Rus bir anne ile Danimarkalı bir babanın çocuğu olan Katerina’nın Türkçe sevdası, olimpiyatlara hazırlanan öğrencileri çalıştırmak için Danimarka’ya gelen Kemal Kutlu ile başlamış. Mazisi öyle yıllara dayanmıyor, bu tanışmanın. Sadece birkaç aylık. Kemal Kutlu’nun sesine hayran olan Katerina, sanatçının ‘Canım Benim’ adlı eserini kısa sürede öğrenmiş. Sahneye Kemal Kutlu ile çıkan Katerina, “Ben şimdi sizlere Kemal Kutlu’nun Canım Benim adlı eserini söyleyeceğim.” dediğinde salonda bir alkış tufanı kopuyordu. Hocasını aratmayan bir sesle eseri yorumlayan Katerina, âdeta ‘olimpiyatların maskotu’ oluyordu. Litvanya’dan katılan Kristina Bavlikano da ‘Hep Bu Ayak Sesleri’ şiiriyle jüriden tam puan alarak bu dalda altın madalya kazanıyordu. Danimarka’dan Oskar Jatzen ‘Sultanım Benim’ ile ikinciliği, Belarus’tan Sveta Hrapova ise ‘Sıkılsın’ ile üçüncülüğü elde ediyordu.
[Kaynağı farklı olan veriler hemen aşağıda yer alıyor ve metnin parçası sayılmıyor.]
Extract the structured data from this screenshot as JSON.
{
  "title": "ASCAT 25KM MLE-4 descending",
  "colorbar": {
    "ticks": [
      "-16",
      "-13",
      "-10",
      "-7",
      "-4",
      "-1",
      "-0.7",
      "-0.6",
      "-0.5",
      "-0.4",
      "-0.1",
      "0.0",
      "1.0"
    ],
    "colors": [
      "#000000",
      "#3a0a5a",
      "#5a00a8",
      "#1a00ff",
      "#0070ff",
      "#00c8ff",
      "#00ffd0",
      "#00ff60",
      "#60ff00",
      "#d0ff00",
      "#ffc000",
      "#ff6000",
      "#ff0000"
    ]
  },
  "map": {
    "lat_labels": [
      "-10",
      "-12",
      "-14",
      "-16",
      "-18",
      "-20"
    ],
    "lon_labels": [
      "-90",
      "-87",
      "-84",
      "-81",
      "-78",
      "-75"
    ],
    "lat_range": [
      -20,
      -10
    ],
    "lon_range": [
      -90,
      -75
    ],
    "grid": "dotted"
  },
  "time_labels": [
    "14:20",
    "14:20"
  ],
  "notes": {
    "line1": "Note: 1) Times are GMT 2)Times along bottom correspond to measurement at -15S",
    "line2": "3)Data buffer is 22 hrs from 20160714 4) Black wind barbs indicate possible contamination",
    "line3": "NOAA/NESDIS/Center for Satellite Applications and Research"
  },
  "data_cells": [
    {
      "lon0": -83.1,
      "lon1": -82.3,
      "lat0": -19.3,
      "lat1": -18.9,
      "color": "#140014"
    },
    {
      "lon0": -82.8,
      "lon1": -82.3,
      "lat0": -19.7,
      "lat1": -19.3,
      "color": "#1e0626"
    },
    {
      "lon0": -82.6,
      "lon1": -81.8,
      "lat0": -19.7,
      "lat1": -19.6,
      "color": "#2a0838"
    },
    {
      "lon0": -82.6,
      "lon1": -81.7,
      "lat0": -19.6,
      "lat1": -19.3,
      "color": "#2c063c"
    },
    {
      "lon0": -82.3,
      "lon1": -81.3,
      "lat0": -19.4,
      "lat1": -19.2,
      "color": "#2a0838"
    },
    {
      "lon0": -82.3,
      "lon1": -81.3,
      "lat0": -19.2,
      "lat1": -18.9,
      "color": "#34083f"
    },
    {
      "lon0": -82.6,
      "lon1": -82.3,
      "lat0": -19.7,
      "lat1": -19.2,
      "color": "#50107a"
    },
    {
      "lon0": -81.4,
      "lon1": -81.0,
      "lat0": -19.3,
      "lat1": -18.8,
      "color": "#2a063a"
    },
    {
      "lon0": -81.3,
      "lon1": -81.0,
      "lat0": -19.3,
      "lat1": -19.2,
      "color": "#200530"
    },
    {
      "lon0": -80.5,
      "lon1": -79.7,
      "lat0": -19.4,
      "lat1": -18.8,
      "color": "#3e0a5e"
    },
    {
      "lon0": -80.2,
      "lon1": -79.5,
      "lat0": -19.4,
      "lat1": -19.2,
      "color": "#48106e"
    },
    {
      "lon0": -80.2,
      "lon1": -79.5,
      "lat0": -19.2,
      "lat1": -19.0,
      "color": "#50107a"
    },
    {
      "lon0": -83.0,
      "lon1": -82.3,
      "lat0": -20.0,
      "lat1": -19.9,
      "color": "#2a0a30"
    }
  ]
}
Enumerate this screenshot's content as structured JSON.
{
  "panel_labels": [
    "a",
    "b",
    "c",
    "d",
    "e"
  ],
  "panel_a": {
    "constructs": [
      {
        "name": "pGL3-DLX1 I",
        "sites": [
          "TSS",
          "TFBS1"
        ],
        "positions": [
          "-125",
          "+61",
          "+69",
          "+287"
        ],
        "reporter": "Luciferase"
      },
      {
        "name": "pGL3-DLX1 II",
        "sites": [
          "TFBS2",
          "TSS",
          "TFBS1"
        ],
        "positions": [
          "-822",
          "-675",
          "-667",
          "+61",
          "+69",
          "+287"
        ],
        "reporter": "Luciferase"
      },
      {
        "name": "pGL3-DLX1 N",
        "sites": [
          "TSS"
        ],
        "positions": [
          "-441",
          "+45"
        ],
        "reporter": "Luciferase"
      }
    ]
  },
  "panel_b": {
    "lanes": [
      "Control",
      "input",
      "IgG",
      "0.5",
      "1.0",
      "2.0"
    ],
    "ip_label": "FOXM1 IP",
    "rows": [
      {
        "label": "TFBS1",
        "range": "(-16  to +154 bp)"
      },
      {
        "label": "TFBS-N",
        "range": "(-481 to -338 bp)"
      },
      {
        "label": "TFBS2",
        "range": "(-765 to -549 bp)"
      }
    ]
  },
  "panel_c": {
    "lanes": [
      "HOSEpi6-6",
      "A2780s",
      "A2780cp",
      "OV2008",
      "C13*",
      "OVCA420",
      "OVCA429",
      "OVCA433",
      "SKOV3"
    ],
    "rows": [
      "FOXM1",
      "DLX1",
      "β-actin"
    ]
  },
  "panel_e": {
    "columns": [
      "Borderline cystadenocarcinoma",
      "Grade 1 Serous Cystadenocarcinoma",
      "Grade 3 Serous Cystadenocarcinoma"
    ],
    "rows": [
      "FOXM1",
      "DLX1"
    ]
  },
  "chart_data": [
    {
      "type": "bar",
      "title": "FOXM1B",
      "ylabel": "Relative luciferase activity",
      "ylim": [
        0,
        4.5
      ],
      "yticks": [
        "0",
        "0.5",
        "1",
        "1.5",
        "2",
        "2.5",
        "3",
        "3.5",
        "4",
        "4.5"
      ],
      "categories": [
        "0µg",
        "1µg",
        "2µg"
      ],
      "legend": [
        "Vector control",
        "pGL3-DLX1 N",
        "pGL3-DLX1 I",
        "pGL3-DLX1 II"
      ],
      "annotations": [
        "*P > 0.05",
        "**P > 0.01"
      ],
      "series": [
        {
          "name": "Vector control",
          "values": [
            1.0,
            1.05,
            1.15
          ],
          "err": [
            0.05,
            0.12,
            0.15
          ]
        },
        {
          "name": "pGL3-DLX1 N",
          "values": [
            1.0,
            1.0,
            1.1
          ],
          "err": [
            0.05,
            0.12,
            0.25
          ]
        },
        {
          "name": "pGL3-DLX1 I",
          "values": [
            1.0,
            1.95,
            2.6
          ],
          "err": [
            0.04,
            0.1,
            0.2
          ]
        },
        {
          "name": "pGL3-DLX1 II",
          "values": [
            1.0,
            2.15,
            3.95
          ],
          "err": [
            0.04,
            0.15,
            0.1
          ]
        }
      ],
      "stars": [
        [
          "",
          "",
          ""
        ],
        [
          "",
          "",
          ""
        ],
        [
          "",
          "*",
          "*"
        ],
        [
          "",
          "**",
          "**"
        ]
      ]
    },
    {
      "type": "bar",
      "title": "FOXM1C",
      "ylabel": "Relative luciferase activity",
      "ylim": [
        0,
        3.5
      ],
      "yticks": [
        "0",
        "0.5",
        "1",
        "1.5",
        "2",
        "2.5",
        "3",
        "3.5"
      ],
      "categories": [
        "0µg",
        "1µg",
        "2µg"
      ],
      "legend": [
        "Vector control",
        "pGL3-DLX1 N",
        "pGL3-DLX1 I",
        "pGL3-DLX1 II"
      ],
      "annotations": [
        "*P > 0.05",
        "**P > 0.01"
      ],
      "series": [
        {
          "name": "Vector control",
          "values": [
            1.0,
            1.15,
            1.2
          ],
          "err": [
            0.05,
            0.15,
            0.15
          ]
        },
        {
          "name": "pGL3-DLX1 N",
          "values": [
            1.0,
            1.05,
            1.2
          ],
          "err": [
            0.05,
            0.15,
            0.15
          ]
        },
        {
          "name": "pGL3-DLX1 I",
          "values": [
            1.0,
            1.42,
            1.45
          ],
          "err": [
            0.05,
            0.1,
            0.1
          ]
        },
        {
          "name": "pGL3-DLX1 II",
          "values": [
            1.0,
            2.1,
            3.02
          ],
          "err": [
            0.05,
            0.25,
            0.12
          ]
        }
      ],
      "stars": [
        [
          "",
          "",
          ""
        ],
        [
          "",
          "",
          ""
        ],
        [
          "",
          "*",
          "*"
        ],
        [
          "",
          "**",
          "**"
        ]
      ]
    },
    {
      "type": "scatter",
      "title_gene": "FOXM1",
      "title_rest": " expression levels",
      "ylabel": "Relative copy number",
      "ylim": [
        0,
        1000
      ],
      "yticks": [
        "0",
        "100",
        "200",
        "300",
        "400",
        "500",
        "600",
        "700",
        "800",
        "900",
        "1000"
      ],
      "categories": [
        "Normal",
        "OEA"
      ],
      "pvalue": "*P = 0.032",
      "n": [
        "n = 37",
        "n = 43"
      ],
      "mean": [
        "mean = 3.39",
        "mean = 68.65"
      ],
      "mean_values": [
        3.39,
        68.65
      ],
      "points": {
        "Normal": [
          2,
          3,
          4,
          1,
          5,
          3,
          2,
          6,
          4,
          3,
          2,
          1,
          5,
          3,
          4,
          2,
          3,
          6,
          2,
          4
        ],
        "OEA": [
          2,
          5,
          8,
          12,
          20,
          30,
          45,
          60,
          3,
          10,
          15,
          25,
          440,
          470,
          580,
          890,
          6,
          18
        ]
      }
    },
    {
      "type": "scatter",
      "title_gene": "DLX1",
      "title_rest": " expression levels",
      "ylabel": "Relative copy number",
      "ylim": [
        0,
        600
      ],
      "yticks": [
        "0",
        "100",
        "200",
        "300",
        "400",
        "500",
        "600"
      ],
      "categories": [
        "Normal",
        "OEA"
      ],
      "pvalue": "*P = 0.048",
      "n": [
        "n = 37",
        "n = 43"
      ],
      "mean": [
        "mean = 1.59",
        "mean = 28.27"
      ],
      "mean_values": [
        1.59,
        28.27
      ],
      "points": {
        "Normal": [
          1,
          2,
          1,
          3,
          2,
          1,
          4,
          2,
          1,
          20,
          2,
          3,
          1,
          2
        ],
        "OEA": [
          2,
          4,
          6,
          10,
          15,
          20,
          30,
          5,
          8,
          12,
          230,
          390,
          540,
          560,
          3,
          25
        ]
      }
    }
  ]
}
Yarışmacılar sahneye millî kıyafetleriyle çıkarak ülkelerinin kültürünü tanıtıyordu. Finallerde İsveç’i Göteborg temsil ediyordu. Tıpkı final maçlarından önce teknik adamların verdiği iddialı demeçler gibi Göteborg’dan gelenler de âdeta ‘kesinlikle rakip tanımıyoruz, altın bizim olacak’ diyorlardı. Finalistleri beklerken gecenin sürprizi Belarus’tan geldi. 4. Uluslararası Türkçe Olimpiyatları’nda ‘Memleketim’ adlı eserle birinci olan Kseniaya Juk, ‘Soğuk ülke Belarus’tan sıcak selamlar getirdim’ diyerek kendisine altın madalya getiren eseri büyük bir ustalıkla tekrar okudu. Sahne performansıyla göz dolduran Juk, mükemmel Türkçesiyle seyircilerden bol bol alkış aldı.
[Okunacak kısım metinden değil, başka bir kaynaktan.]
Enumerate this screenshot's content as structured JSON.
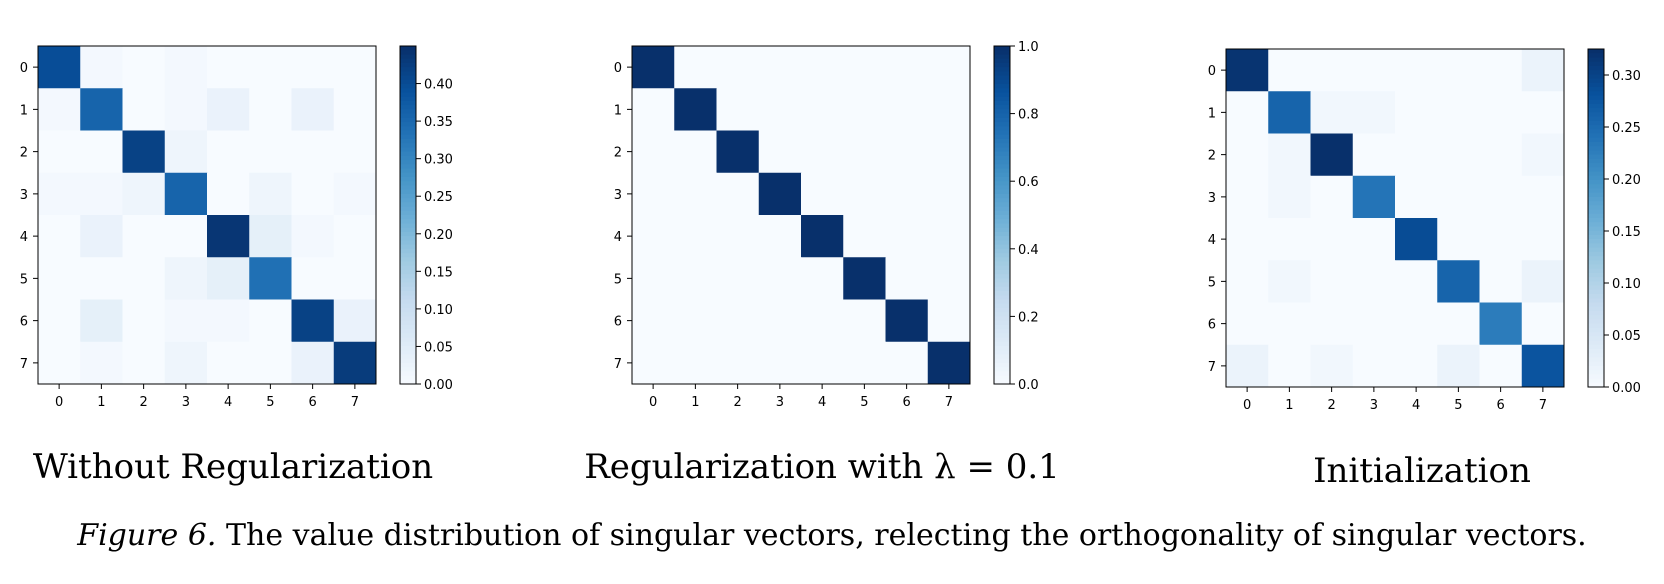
{
  "caption": {
    "label": "Figure 6.",
    "text": "The value distribution of singular vectors, relecting the orthogonality of singular vectors."
  },
  "colormap": {
    "name": "Blues",
    "low": "#f7fbff",
    "high": "#08306b"
  },
  "chart_data": [
    {
      "type": "heatmap",
      "subtitle": "Without Regularization",
      "xticks": [
        "0",
        "1",
        "2",
        "3",
        "4",
        "5",
        "6",
        "7"
      ],
      "yticks": [
        "0",
        "1",
        "2",
        "3",
        "4",
        "5",
        "6",
        "7"
      ],
      "vmin": 0.0,
      "vmax": 0.45,
      "colorbar_ticks": [
        "0.00",
        "0.05",
        "0.10",
        "0.15",
        "0.20",
        "0.25",
        "0.30",
        "0.35",
        "0.40"
      ],
      "values": [
        [
          0.4,
          0.01,
          0.0,
          0.01,
          0.0,
          0.0,
          0.0,
          0.0
        ],
        [
          0.01,
          0.36,
          0.0,
          0.01,
          0.03,
          0.0,
          0.03,
          0.0
        ],
        [
          0.0,
          0.0,
          0.42,
          0.02,
          0.0,
          0.0,
          0.0,
          0.0
        ],
        [
          0.01,
          0.01,
          0.02,
          0.36,
          0.0,
          0.02,
          0.0,
          0.01
        ],
        [
          0.0,
          0.03,
          0.0,
          0.0,
          0.44,
          0.04,
          0.01,
          0.0
        ],
        [
          0.0,
          0.0,
          0.0,
          0.02,
          0.04,
          0.34,
          0.0,
          0.0
        ],
        [
          0.0,
          0.04,
          0.0,
          0.01,
          0.01,
          0.0,
          0.42,
          0.03
        ],
        [
          0.0,
          0.01,
          0.0,
          0.02,
          0.0,
          0.0,
          0.03,
          0.43
        ]
      ]
    },
    {
      "type": "heatmap",
      "subtitle": "Regularization with λ = 0.1",
      "xticks": [
        "0",
        "1",
        "2",
        "3",
        "4",
        "5",
        "6",
        "7"
      ],
      "yticks": [
        "0",
        "1",
        "2",
        "3",
        "4",
        "5",
        "6",
        "7"
      ],
      "vmin": 0.0,
      "vmax": 1.0,
      "colorbar_ticks": [
        "0.0",
        "0.2",
        "0.4",
        "0.6",
        "0.8",
        "1.0"
      ],
      "values": [
        [
          1.0,
          0.0,
          0.0,
          0.0,
          0.0,
          0.0,
          0.0,
          0.0
        ],
        [
          0.0,
          1.0,
          0.0,
          0.0,
          0.0,
          0.0,
          0.0,
          0.0
        ],
        [
          0.0,
          0.0,
          1.0,
          0.0,
          0.0,
          0.0,
          0.0,
          0.0
        ],
        [
          0.0,
          0.0,
          0.0,
          1.0,
          0.0,
          0.0,
          0.0,
          0.0
        ],
        [
          0.0,
          0.0,
          0.0,
          0.0,
          1.0,
          0.0,
          0.0,
          0.0
        ],
        [
          0.0,
          0.0,
          0.0,
          0.0,
          0.0,
          1.0,
          0.0,
          0.0
        ],
        [
          0.0,
          0.0,
          0.0,
          0.0,
          0.0,
          0.0,
          1.0,
          0.0
        ],
        [
          0.0,
          0.0,
          0.0,
          0.0,
          0.0,
          0.0,
          0.0,
          1.0
        ]
      ]
    },
    {
      "type": "heatmap",
      "subtitle": "Initialization",
      "xticks": [
        "0",
        "1",
        "2",
        "3",
        "4",
        "5",
        "6",
        "7"
      ],
      "yticks": [
        "0",
        "1",
        "2",
        "3",
        "4",
        "5",
        "6",
        "7"
      ],
      "vmin": 0.0,
      "vmax": 0.325,
      "colorbar_ticks": [
        "0.00",
        "0.05",
        "0.10",
        "0.15",
        "0.20",
        "0.25",
        "0.30"
      ],
      "values": [
        [
          0.32,
          0.0,
          0.0,
          0.0,
          0.0,
          0.0,
          0.0,
          0.02
        ],
        [
          0.0,
          0.26,
          0.01,
          0.01,
          0.0,
          0.0,
          0.0,
          0.0
        ],
        [
          0.0,
          0.01,
          0.33,
          0.0,
          0.0,
          0.0,
          0.0,
          0.01
        ],
        [
          0.0,
          0.01,
          0.0,
          0.24,
          0.0,
          0.0,
          0.0,
          0.0
        ],
        [
          0.0,
          0.0,
          0.0,
          0.0,
          0.29,
          0.0,
          0.0,
          0.0
        ],
        [
          0.0,
          0.01,
          0.0,
          0.0,
          0.0,
          0.26,
          0.0,
          0.02
        ],
        [
          0.0,
          0.0,
          0.0,
          0.0,
          0.0,
          0.0,
          0.23,
          0.0
        ],
        [
          0.02,
          0.0,
          0.01,
          0.0,
          0.0,
          0.02,
          0.0,
          0.28
        ]
      ]
    }
  ]
}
Elinde şemsiyesi ve folklorik kıyafetiyle sahneye çıkıp “Üsküdar’a Giderken” adlı eseri seslendiren İda Stellas Boving’in İsveçli olduğunu söylemek gerçekten ispata muhtaçtı. Şarkıyı aksansız söyleyen Boving, ‘ana dilini ara dil yapanlara’ anlamlı mesaj veriyordu. Edip Akbayram’la bütünleşen ‘Hasretinle Yandı Gönlüm’ parçasını Litvanyalı Gabriele Kirsaite’den dinlemek ise bir başka güzeldi. Hisli ve buğulu sesiyle parçayı okuyan Gabriele Kirsaite’yi Edip Akbayram dinleseydi, mutlaka kıskanırdı. Sanat müziğinin duygusal parçası ‘Veda Busesi’ Belaruslu Enna Voitovich yorumuyla bir başka oluyordu. Bu dalda Boving birinci olurken, Kirsaite ikinci, Voitovich üçüncü oldu.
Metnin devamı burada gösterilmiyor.